As the applicant has stated that they will be in the business of passenger transport in Air conditioned buses as stage carriages, the applicable entry in view of the above discussions is Sl.No.8(ii)(b) of Notification No.11 of 2017, dt: 28-06-2017.

Further they are liable to pay tax at the rate of 2.5% under CGST & SGST respectively if they are not claiming any ITC on goods and services used in supplying service in the said entry.

Further there is no exclusion of services from other taxable persons in the same line of business from this condition, as the entry clearly mentions that ITC should not be taken on “Goods & Service used in supplying the service”. Therefore if they are recipient of services from other suppliers who are in the same line of business and would like to claim a lower rate of tax under Sl.No.8(ii)(b), they cannot claim the credit of input tax charged on services from these other suppliers of similar service.

In view of the above discussion and facts of the case, the entry Sl.No.8(vi) is not applicable to the nature of business of the applicant.
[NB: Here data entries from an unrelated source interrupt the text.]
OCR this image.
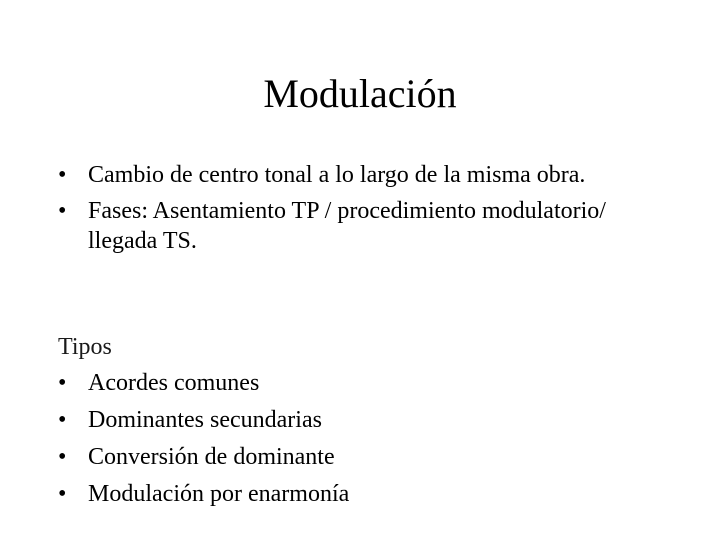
Modulación
• Cambio de centro tonal a lo largo de la misma obra.
• Fases: Asentamiento TP / procedimiento modulatorio/ llegada TS.

Tipos

• Acordes comunes
• Dominantes secundarias
• Conversión de dominante
• Modulación por enarmonía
8. In view of the observations stated above, the following ruling is issued :

Advance Ruling

Questions

Ruling

1 (A) Whether the rate of GST of 5% (2.5% each towards CGST & SGST) as per Sl.No.8(ii)(b) of Notification No.11/2017-Central Tax (Rates), dt: 28-06-2017 with the condition that input tax credit is not allowed on goods and services.

ITC is not allowed to be claimed if concessional rate of 5% GST is opted to be paid on service supplied under Sl.No.8(ii)(b) of Notification No.11/2017.

1 (B) Whether input tax credit on inward supply of services received from the suppliers who are in the same line of business as this condition is not mentioned against the said serial no.

Input tax credit is not allowed on any goods or services received by the applicant if tax is paid at the rate of 5% GST.

2 (A) Whether the rate of GST 5% (2.5% each towards CGST & SGST) as per Sl.No.8(vi) of Notification No.11/2017-Central Tax (Rates), dt: 28-06-2017 with the condition that input ax credit is not allowed on goods and services used in our outward supply of services other than that of similar inward supply of services received from another service provide

This entry is not applicable to the business of applicant.

2 (B) Whether option of 12% (6% each towards CGST & SGST) with no conditions attributed to it is applicable.

This is not applicable to the business of the applicant.